0.2

642 46 76
                                    

Multi: herkes; sorulam soruları cevaplar.
Finn ve Noah: aralarında konuşur..:d minik bebekler
______________________________________

Mike Wheeler

Scoops'tan çıktıktan sonra sinemeya doğru ilerliyorduk. Herkes hızla ne tür bir şey izleyeceğimizi tartışırken Will biraz gerilerinde etrafı izliyordu. Adımlarımı ona doğru ilerlettim. "Rengarenk." Dedi Will yanına geldiğimde.

Bakışlarını tavandan çekip bana bakarken yutkundum. "Evet, rengarenk." Will bakışlarını kaçırılıp elini hafif kısalttığı saçlarından geçirdi. "Will, Mike hadi gidiyoruz!" Lucas yine aynı enerji ile bağırınca Will ile bakıştık.

Will gülüp ilerlemeye başlayınca bende peşinden ilerledim. Yürüyen merdivenlere ilerlerken Will sendeleyip düşmek üzereyken kolundan tuttum.

"Önüne bak Byers," dedim sırıtarak. Oflayıp bakışlarını yere çevirince açılmış bağcıklarını farkettim. Sonra umutsuzca o bağcıklara baktığını. "Cidden mi, Will Byers saçın bile değişiyor ama hala bağcık bağlayamıyor musun?" Bakışları bana döndü.

Kısa bir an bakıştıktan sonra kaşlarını kaldırdı. "Saçlarımı bu kadar sevdiğini bilseydim kestirmezdim." Dedi gülerek. Bakışmaya devam edince durumun giderek garip bir hal aldığını farkedip bağcıklarını bağlamak için eğildim.

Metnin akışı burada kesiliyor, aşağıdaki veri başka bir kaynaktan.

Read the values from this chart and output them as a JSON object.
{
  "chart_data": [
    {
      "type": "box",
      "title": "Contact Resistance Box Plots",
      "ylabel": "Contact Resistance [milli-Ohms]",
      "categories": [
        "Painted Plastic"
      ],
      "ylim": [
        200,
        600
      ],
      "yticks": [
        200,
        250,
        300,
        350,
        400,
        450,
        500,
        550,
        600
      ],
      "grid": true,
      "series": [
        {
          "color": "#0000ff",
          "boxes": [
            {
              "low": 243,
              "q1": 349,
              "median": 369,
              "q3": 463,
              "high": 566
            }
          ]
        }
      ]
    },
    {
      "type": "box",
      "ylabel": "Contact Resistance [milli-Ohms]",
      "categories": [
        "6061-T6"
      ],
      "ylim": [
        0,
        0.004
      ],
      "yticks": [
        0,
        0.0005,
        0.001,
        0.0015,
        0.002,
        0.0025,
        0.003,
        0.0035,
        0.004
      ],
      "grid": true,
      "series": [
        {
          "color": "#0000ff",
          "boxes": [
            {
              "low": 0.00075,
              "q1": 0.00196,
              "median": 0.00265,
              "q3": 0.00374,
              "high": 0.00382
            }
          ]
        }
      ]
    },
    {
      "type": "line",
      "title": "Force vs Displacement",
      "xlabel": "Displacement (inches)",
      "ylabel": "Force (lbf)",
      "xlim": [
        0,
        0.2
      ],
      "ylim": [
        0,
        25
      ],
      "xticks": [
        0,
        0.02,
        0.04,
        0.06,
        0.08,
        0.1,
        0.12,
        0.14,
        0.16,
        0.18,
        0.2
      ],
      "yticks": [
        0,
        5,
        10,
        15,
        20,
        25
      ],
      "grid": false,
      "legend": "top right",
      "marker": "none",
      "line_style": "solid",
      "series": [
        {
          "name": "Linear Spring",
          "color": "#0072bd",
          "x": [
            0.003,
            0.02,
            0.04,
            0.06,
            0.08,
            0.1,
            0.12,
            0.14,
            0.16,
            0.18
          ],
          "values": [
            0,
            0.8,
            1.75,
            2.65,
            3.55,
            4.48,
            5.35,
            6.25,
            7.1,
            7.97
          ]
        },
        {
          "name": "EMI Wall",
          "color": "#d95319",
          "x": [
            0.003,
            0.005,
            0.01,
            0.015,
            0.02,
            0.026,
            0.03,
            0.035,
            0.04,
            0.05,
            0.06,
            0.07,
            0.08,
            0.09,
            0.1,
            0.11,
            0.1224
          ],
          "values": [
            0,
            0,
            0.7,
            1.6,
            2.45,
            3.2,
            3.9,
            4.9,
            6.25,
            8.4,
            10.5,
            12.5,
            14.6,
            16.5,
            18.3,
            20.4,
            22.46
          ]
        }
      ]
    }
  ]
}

İyice bağladığımdan emin olunca diğer ayakkabısının bağcığının da neredeysen açılmak üzere olduğunu farkettim. Açıp tekrar bağlarken sinirli bir ses başımı kaldırmama sebep oldu.

Dustin ellerini göğsünün altında birleştirmiş bize bakıyordu. "Evli çiftler gibi davranmanız bittiyse neredeyse başlamak üzere olan bir filmimiz var!" Eleven Dustin'e bakarken boğazını temizledi. "Yani erkekler de evlenebiliyor öyle mi?"

Will gülerek Eleven'a baktı. "Eğer isterlerse."

El kafası karışmış bir şekilde Will'e bakıyordu. "Yani sen Mike ile evlenmek mi istiyorsun?" Lucas içtiği kolayı püskürtürken Dustin klasik kahkahalarını atmaya başlamıştı. Kısa bir an Will ile göz göze geldik, bakışlarını kaçırdı.

"Hayır, El sadece- neyse sana evde anlatırım tamam mı?" Dedi Will.

İç çekip merdivenlere ilerledim. "Aptal gibi davranmanız bittiyse neredeyse başlamak üzere olan bir filmimiz var çocuklar." Dedim sırıtarak.

Böylece herkes koşa koşa merdivenlere yönelmişti. Dustin yürüyen merdivende insanları itekleyerek ilerliyordu. "Pardon aptal yana çekil dedik." Bir çocukla tartışmaya başlayınca Lucas kolundan tutup sürükledi. Ve sonunda sinemaya ulaşmıştık.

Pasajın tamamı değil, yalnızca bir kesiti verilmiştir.